How can you host Deno in 2020

Hamilton, Bermuda

Hi everyone. If you recall, I did an issue on Deno back in May. If you didn’t read it, you can check out A trip to Deno-land in the archive. Since then, there have been a couple of minor releases and the ecosystem continues to grow. Today we will look at some options for hosting your app online.

The obvious option for hosting your app is to do it yourself. You can use PM2 or whatever other service runner you have now for your Node apps, and you can use them for Deno as well. But if you don’t want to manage your own server what should you do? Lets take a look at some other options of services that are rolling out Deno support. I will warn you that none of these services seem to have updated documentation for using Deno, but all claim to have some degree of support.

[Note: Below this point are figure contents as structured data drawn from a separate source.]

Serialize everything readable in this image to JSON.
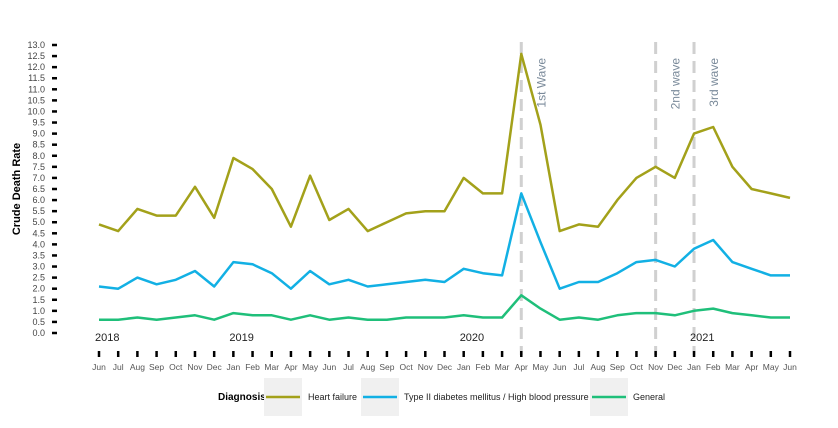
{
  "chart_data": {
    "type": "line",
    "title": "",
    "ylabel": "Crude Death Rate",
    "xlabel": "",
    "ylim": [
      0,
      13
    ],
    "y_ticks": [
      "0.0",
      "0.5",
      "1.0",
      "1.5",
      "2.0",
      "2.5",
      "3.0",
      "3.5",
      "4.0",
      "4.5",
      "5.0",
      "5.5",
      "6.0",
      "6.5",
      "7.0",
      "7.5",
      "8.0",
      "8.5",
      "9.0",
      "9.5",
      "10.0",
      "10.5",
      "11.0",
      "11.5",
      "12.0",
      "12.5",
      "13.0"
    ],
    "categories": [
      "Jun",
      "Jul",
      "Aug",
      "Sep",
      "Oct",
      "Nov",
      "Dec",
      "Jan",
      "Feb",
      "Mar",
      "Apr",
      "May",
      "Jun",
      "Jul",
      "Aug",
      "Sep",
      "Oct",
      "Nov",
      "Dec",
      "Jan",
      "Feb",
      "Mar",
      "Apr",
      "May",
      "Jun",
      "Jul",
      "Aug",
      "Sep",
      "Oct",
      "Nov",
      "Dec",
      "Jan",
      "Feb",
      "Mar",
      "Apr",
      "May",
      "Jun"
    ],
    "year_labels": [
      {
        "label": "2018",
        "index": 0
      },
      {
        "label": "2019",
        "index": 7
      },
      {
        "label": "2020",
        "index": 19
      },
      {
        "label": "2021",
        "index": 31
      }
    ],
    "annotations": [
      {
        "label": "1st Wave",
        "index": 22
      },
      {
        "label": "2nd wave",
        "index": 29
      },
      {
        "label": "3rd wave",
        "index": 31
      }
    ],
    "grid": false,
    "legend": {
      "placement": "bottom",
      "title": "Diagnosis"
    },
    "series": [
      {
        "name": "Heart failure",
        "color": "#a3a11a",
        "values": [
          4.9,
          4.6,
          5.6,
          5.3,
          5.3,
          6.6,
          5.2,
          7.9,
          7.4,
          6.5,
          4.8,
          7.1,
          5.1,
          5.6,
          4.6,
          5.0,
          5.4,
          5.5,
          5.5,
          7.0,
          6.3,
          6.3,
          12.6,
          9.4,
          4.6,
          4.9,
          4.8,
          6.0,
          7.0,
          7.5,
          7.0,
          9.0,
          9.3,
          7.5,
          6.5,
          6.3,
          6.1
        ]
      },
      {
        "name": "Type II diabetes mellitus / High blood pressure",
        "color": "#12b0e4",
        "values": [
          2.1,
          2.0,
          2.5,
          2.2,
          2.4,
          2.8,
          2.1,
          3.2,
          3.1,
          2.7,
          2.0,
          2.8,
          2.2,
          2.4,
          2.1,
          2.2,
          2.3,
          2.4,
          2.3,
          2.9,
          2.7,
          2.6,
          6.3,
          4.1,
          2.0,
          2.3,
          2.3,
          2.7,
          3.2,
          3.3,
          3.0,
          3.8,
          4.2,
          3.2,
          2.9,
          2.6,
          2.6
        ]
      },
      {
        "name": "General",
        "color": "#1fbf7a",
        "values": [
          0.6,
          0.6,
          0.7,
          0.6,
          0.7,
          0.8,
          0.6,
          0.9,
          0.8,
          0.8,
          0.6,
          0.8,
          0.6,
          0.7,
          0.6,
          0.6,
          0.7,
          0.7,
          0.7,
          0.8,
          0.7,
          0.7,
          1.7,
          1.1,
          0.6,
          0.7,
          0.6,
          0.8,
          0.9,
          0.9,
          0.8,
          1.0,
          1.1,
          0.9,
          0.8,
          0.7,
          0.7
        ]
      }
    ]
  }
}
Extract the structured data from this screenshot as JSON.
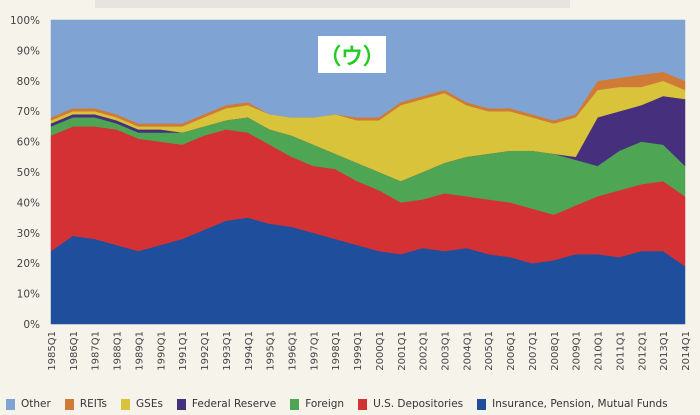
{
  "figure_label": "（ウ）",
  "chart_data": {
    "type": "area",
    "stacked": true,
    "ylim": [
      0,
      100
    ],
    "y_tick_labels": [
      "0%",
      "10%",
      "20%",
      "30%",
      "40%",
      "50%",
      "60%",
      "70%",
      "80%",
      "90%",
      "100%"
    ],
    "x_tick_labels": [
      "1985Q1",
      "1986Q1",
      "1987Q1",
      "1988Q1",
      "1989Q1",
      "1990Q1",
      "1991Q1",
      "1992Q1",
      "1993Q1",
      "1994Q1",
      "1995Q1",
      "1996Q1",
      "1997Q1",
      "1998Q1",
      "1999Q1",
      "2000Q1",
      "2001Q1",
      "2002Q1",
      "2003Q1",
      "2004Q1",
      "2005Q1",
      "2006Q1",
      "2007Q1",
      "2008Q1",
      "2009Q1",
      "2010Q1",
      "2011Q1",
      "2012Q1",
      "2013Q1",
      "2014Q1"
    ],
    "legend_position": "bottom",
    "series": [
      {
        "name": "Insurance, Pension, Mutual Funds",
        "color": "#1f4e9c",
        "values": [
          24,
          29,
          28,
          26,
          24,
          26,
          28,
          31,
          34,
          35,
          33,
          32,
          30,
          28,
          26,
          24,
          23,
          25,
          24,
          25,
          23,
          22,
          20,
          21,
          23,
          23,
          22,
          24,
          24,
          19
        ]
      },
      {
        "name": "U.S. Depositories",
        "color": "#d43134",
        "values": [
          38,
          36,
          37,
          38,
          37,
          34,
          31,
          31,
          30,
          28,
          26,
          23,
          22,
          23,
          21,
          20,
          17,
          16,
          19,
          17,
          18,
          18,
          18,
          15,
          16,
          19,
          22,
          22,
          23,
          23
        ]
      },
      {
        "name": "Foreign",
        "color": "#4ea553",
        "values": [
          3,
          3,
          3,
          2,
          2,
          3,
          4,
          3,
          3,
          5,
          5,
          7,
          7,
          5,
          6,
          6,
          7,
          9,
          10,
          13,
          15,
          17,
          19,
          20,
          15,
          10,
          13,
          14,
          12,
          10
        ]
      },
      {
        "name": "Federal Reserve",
        "color": "#46307e",
        "values": [
          1,
          1,
          1,
          1,
          1,
          1,
          0,
          0,
          0,
          0,
          0,
          0,
          0,
          0,
          0,
          0,
          0,
          0,
          0,
          0,
          0,
          0,
          0,
          0,
          1,
          16,
          13,
          12,
          16,
          22
        ]
      },
      {
        "name": "GSEs",
        "color": "#d8c33a",
        "values": [
          1,
          1,
          1,
          1,
          1,
          1,
          2,
          3,
          4,
          4,
          5,
          6,
          9,
          13,
          14,
          17,
          25,
          24,
          23,
          17,
          14,
          13,
          11,
          10,
          13,
          9,
          8,
          6,
          5,
          3
        ]
      },
      {
        "name": "REITs",
        "color": "#cf7a36",
        "values": [
          1,
          1,
          1,
          1,
          1,
          1,
          1,
          1,
          1,
          1,
          0,
          0,
          0,
          0,
          1,
          1,
          1,
          1,
          1,
          1,
          1,
          1,
          1,
          1,
          1,
          3,
          3,
          4,
          3,
          3
        ]
      },
      {
        "name": "Other",
        "color": "#7fa4d3",
        "values": [
          32,
          29,
          29,
          31,
          34,
          34,
          34,
          31,
          28,
          27,
          31,
          32,
          32,
          31,
          32,
          32,
          27,
          25,
          23,
          27,
          29,
          29,
          31,
          33,
          31,
          20,
          19,
          18,
          17,
          20
        ]
      }
    ]
  },
  "legend": [
    {
      "label": "Other",
      "color": "#7fa4d3"
    },
    {
      "label": "REITs",
      "color": "#cf7a36"
    },
    {
      "label": "GSEs",
      "color": "#d8c33a"
    },
    {
      "label": "Federal Reserve",
      "color": "#46307e"
    },
    {
      "label": "Foreign",
      "color": "#4ea553"
    },
    {
      "label": "U.S. Depositories",
      "color": "#d43134"
    },
    {
      "label": "Insurance, Pension, Mutual Funds",
      "color": "#1f4e9c"
    }
  ]
}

But before that, since we are talking about Deno with it’s first class TypeScript support, it is worth mentioning that TypeScript 4.0 was just released yesterday. I’m guessing we will see a version of Deno out fairly soon which uses this new release. Worth noting that 4.0 is just a natural progression from 3.9 and not any more breaking than any other version.

Vercel logo or screenshot


Deploy web projects with the best frontend developer experience and highest end-user performance. I’ve spoken about Vercel before back when they were called Zeit. They have moved to a static site plus serverless functions model and those functions can be written in Deno, if you use this runtime adapter. It is written by someone who works for Vercel, but it doesn’t seem to be mentioned in their core documentation. I may try this one out myself. Vercel offers a very generous free tier.

Begin logo or screenshot


Begin is a ridiculously quick platform for building modern web apps, sites, & APIs. Get started for free, no credit card required. Another service with Deno support and they even have a hello world example for it. From what I can see, Begin essentially manages AWS resources for you. And on their paid tiers, you also pay for the dedicated AWS resources. When you create an app, you are given the choice between Node and Deno, which seems to just give you a selection of starter repo/projects to choose from.


Flexible Node.js and Python web hosting in the cloud. Free MongoDB and custom domains are included with every plan. OK, full disclosure, apart from a trial, this service isn’t free, but it is quite cheap, particularly considering the fact that you get a MongoDB to use with your app. Also, they have a blog post claiming Deno support, but I can’t find out how exactly that works.